Invoke the Custom Functions
Now, it’s time to invoke the custom functions we just created. Navigate to “Query1” or click on Query1 as shown above. Select the Add Column tab from the ribbon, then click the Invoke Custom Function option.
Provide the New column value as keyphrases in the Invoke Custom Function window. Choose the Custom Function KeyPhrases we have created before as the Function query option, then choose the text (Optional) option as ProductComments. Finally, click on the OK button.

Now, a banner will appear asking you to specify how to connect to the Edit Credentials button. Click on the Edit Credentials button.
On the Access Web content window, Make sure to choose the Anonymous option, then the “select which level to apply these settings to” option, and then click on the Connect button.

Now, you will see a banner asking for information about data privacy with the Continue button. Click on the Continue button.
Select Public for all the options on the Privacy levels window and click the Save button.

Now, we need to invoke the other function, SentimentScore, in the same way. So, follow the same process above to invoke the KeyPhrases custom function.
Choose the New column name as SentimentScore and Function Query as the custom function that you have created for the Sentiment score, i.e., SentimentScore, and choose the text (Optional) option as the ProductComments and then click on the Ok button as highlighted below.

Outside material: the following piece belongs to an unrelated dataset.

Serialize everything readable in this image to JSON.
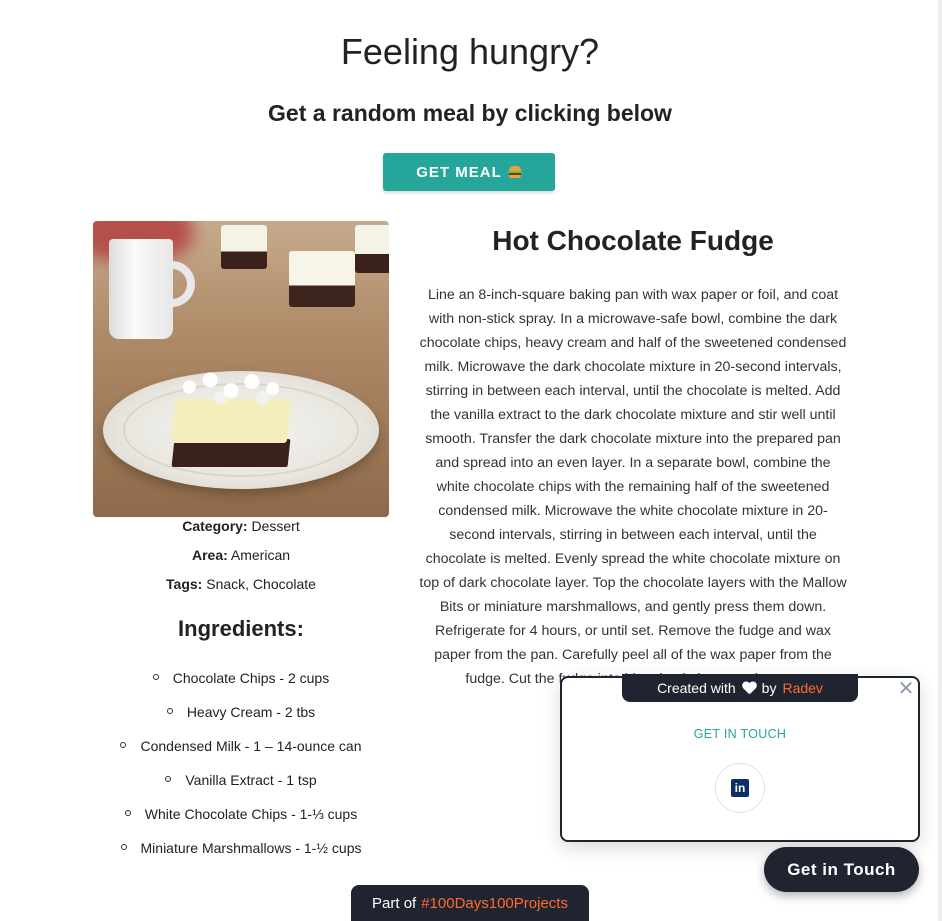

Now we are done with the changes. Navigate to the Home Tab on the Ribbon and then click on Close & Apply. It will take a few minutes to process, and the pop-up below will be shown to you.

After a few minutes, once it has completed processing, you can see it will show you the data view with the two additional columns with respective values based on the ProductComments.

FAQs
What is Azure text analytics?
Azure text analytics service is one part of Azure cognitive services that helps you perform different operations efficiently, like key phrase extraction, sentiment analysis, language detection, named entity recognition, etc. You will have many requirements in these areas, and Azure text analytics helps you achieve these functionalities quickly.
Azure text analytics supports different languages, including Chinese, Danish, Dutch, English, French, German, Greek, Italian, Korean, Polish, Japanese, Russian, Swedish, Spanish, and Turkish.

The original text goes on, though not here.